30/06/2022
FSG
Fundación Secretariado Gitano (FSG) expresses its great satisfaction and celebrates today's approval of the long-awaited Comprehensive Law for Equal Treatment and Non-Discrimination. This is an initiative of the Socialist Parliamentary Group, but it has had the support of other parliamentary groups, and the three Roma MPs in Congress, Beatriz Carrillo (PSOE), Sara Giménez (Cs) and Ismael Cortés (UP), have played a special role.
Since the beginning of the process 12 years ago, FSG has promoted the drafting and approval of this law and has made contributions to its content, from a gender and human rights perspective. These contributions have been based on European and international standards, with the aim of ensuring that the law includes all appropriate measures for the eradication of all forms of discrimination and antigypsyism.
Sara Giménez, current president of Fundación Secretariado Gitano, has been one of the main promoters of this law. She was first involved as part of the FSG team that initiated its design together with a group of experts convened by Pedro Zerolo, and currently from her seat as a member of Congress.

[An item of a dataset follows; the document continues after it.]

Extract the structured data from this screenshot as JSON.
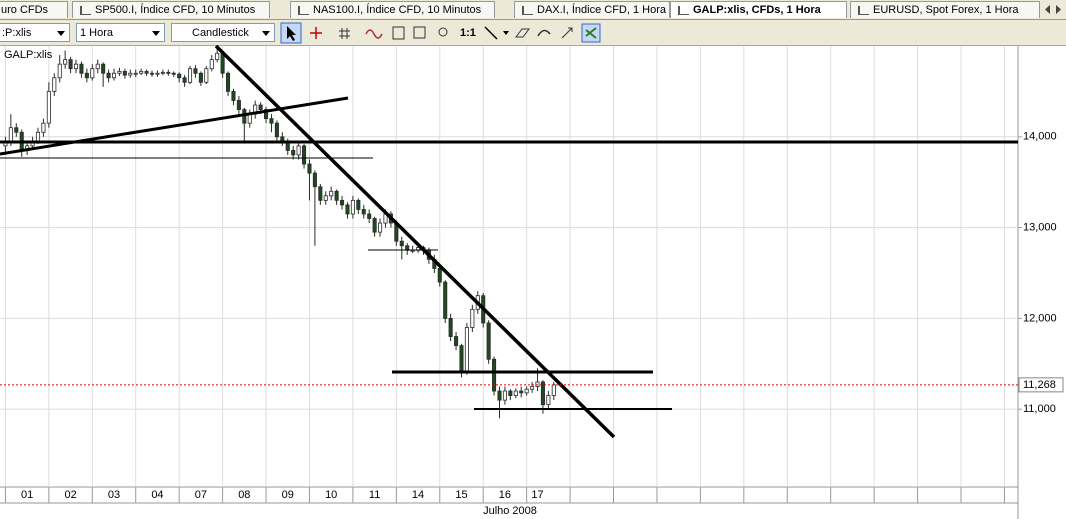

Fundación Secretariado Gitano also recently promoted the creation of the Alliance for the Comprehensive Law on Equal Treatment to strengthen the joint effort of the NGO that work with potential victims of discrimination and which have made important contributions to the content of the law.
The approval of this law is an important step forward in Spain for the protection of equal rights, and it will have a very special impact on the Roma community, one of the groups that faces the most discrimination and antigypsyism. Fundación Secretariado Gitano has been documenting cases of discrimination for many years and supporting and advising victims of discrimination who, thanks to this law, will have their own channel for filing complaints. In this sense, we value very positively that the law includes the creation of the Independent Authority, in charge of protecting and promoting equal treatment and non-discrimination. Furthermore, we consider it very relevant that the introduction of antigypsyism in the criminal code, as a specific hate crime against the Roma population, is included in the law through a final provision. Among other positive aspects, the law contemplates an administrative sanctioning regime for those discriminatory incidents that do not constitute a crime. We also value positively the incorporation of and special attention to intersectional discrimination, which will be taken into account in the application of measures and sanctions. Finally, we highlight the introduction of support measures for victims of discrimination.
Furthermore, as a member of the Alliance against the School Segregation, together with Save the Children and CERMI (Spanish Committee of Representatives of Persons with Disabilities), we have promoted the recognition of school segregation as a form of discrimination. In this sense, we welcome the fact that finally, following the approval of an amendment in the Senate, the law defines the problem of school segregation, an issue that seriously affects Roma people, and that it provides for the implementation of measures to prevent it.
Finally, we value the reference to the incorporation of knowledge and respect for the history of the Roma People into the educational curriculum.
Despite the significant progress made by this law, we regret that issues such as the protection and reparation of victims are not more adequately addressed and the measures or instruments to guarantee them are not adequately developed. Furthermore, the law provides for a regime of infractions and sanctions for discriminatory incidents, but it is ambiguous in its approach. Likewise, we regret that with regard to the application of ethnic or racial profiling by State security forces and private security agents, there is also no adequate regulation to eradicate and sanction these conducts.